Synthesizing Near Native-accented Speech for a Non-native Speaker by Imitating the Pronunciation and Prosody of a Native Speaker

Raymond Chung, Brian Mak

This paper investigates how to reduce foreign accent in the synthesis of native (L1) speech for a non-native (L2) speaker. We focus on two major aspects of foreign accents: mispronunciations and improper prosody (rhythm, phonemes duration, and pauses). Firstly, to reduce mispronunciations, the mel-spectrograms generated by an L2 text-to-speech (TTS) model are fed to a pre-trained speech recognizer and the mispronunciation information is fed back to the TTS model during back-propagation to help the model learn correct native mel-spectrograms.

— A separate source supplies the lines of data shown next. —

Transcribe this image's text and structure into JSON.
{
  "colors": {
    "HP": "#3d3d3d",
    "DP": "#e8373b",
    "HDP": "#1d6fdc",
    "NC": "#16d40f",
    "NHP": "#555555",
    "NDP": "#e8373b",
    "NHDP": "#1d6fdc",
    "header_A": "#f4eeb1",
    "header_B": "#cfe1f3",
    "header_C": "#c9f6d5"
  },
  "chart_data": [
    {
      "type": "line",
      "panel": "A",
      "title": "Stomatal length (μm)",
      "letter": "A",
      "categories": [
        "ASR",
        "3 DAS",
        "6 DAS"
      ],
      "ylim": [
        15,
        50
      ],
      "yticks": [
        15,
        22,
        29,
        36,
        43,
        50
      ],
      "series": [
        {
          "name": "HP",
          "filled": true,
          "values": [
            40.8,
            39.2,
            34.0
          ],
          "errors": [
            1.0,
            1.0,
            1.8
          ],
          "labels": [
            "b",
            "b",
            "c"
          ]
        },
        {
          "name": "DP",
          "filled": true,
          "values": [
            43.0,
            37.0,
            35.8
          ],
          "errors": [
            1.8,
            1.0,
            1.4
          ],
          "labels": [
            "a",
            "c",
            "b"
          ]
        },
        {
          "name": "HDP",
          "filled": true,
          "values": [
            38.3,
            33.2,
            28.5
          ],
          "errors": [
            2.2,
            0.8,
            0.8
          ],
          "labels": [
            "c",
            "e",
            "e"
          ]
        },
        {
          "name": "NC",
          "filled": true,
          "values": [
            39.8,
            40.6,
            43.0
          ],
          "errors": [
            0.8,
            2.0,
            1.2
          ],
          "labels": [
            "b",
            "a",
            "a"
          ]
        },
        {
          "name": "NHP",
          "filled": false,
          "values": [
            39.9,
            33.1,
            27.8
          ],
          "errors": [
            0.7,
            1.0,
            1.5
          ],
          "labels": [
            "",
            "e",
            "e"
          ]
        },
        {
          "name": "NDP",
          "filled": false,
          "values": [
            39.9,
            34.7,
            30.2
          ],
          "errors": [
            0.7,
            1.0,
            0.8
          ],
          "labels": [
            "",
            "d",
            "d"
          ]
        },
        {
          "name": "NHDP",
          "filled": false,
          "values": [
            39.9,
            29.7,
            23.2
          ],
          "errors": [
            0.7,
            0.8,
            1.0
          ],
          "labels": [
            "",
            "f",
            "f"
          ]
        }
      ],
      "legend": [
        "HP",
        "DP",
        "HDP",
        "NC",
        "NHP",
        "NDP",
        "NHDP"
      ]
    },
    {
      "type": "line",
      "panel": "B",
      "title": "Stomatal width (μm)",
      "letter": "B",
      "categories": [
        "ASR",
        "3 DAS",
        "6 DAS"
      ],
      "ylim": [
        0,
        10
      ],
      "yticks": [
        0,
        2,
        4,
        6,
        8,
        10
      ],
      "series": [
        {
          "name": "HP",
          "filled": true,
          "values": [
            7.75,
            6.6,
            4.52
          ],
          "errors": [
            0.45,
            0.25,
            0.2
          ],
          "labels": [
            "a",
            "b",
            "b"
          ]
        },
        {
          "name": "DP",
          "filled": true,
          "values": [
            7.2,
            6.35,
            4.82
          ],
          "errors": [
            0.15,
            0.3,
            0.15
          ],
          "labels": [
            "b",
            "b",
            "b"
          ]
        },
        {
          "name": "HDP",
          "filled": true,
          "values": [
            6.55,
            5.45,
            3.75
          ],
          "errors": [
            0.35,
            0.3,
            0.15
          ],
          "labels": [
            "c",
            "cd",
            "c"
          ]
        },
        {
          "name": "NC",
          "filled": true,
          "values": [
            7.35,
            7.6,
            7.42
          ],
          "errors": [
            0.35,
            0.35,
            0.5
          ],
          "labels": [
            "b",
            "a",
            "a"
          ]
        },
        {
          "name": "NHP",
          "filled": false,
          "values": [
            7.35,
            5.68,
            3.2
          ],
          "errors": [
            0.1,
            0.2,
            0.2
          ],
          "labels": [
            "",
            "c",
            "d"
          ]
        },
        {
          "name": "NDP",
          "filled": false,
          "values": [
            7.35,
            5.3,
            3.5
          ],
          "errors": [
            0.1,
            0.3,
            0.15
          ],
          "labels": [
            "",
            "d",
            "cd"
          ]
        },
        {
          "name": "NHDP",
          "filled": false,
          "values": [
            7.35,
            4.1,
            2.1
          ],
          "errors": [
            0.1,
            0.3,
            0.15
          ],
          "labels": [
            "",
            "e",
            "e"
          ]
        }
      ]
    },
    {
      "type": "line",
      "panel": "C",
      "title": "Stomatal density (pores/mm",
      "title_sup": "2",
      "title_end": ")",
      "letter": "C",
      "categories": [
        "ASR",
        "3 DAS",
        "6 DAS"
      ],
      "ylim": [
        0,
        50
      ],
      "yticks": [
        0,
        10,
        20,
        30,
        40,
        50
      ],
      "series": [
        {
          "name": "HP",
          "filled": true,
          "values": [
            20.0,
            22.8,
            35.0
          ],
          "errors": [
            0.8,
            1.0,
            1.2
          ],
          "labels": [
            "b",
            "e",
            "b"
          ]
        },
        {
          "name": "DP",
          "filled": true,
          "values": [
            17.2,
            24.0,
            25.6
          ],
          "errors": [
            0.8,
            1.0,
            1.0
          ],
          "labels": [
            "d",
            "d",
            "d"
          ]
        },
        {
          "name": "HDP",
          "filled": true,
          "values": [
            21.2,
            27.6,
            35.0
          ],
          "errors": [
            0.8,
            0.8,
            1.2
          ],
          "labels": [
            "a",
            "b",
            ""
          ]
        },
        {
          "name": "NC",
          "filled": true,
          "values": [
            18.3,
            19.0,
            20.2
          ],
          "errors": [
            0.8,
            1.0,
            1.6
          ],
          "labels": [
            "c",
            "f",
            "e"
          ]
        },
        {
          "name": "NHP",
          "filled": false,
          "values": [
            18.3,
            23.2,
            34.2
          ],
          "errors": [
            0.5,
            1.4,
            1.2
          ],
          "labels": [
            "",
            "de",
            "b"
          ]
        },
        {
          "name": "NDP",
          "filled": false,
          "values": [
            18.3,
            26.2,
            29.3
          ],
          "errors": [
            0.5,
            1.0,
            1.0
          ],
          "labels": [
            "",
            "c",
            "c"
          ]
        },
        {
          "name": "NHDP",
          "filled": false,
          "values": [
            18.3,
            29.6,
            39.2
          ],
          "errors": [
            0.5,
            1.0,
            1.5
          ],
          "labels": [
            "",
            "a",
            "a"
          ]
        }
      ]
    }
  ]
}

Secondly, to imitate L1 speech prosody, a recent data augmentation (DA) technique originally proposed for speaking style transfer is applied to transfer L1 speaking style to L2 speakers. The DA technique creates additional L2 speeches when L2 speakers try to imitate L1 speeches. Automatic speech recognition on native-accented speeches synthesized from non-native speakers by the proposed method gives a lower word error rate. The speaker embeddings produced by a pre-trained speaker verifier from the original L2 speakers' speech and their synthesized speech are highly similar. Finally, subjective MOS scores on the synthesized speech show that they have good quality and reduced accentedness.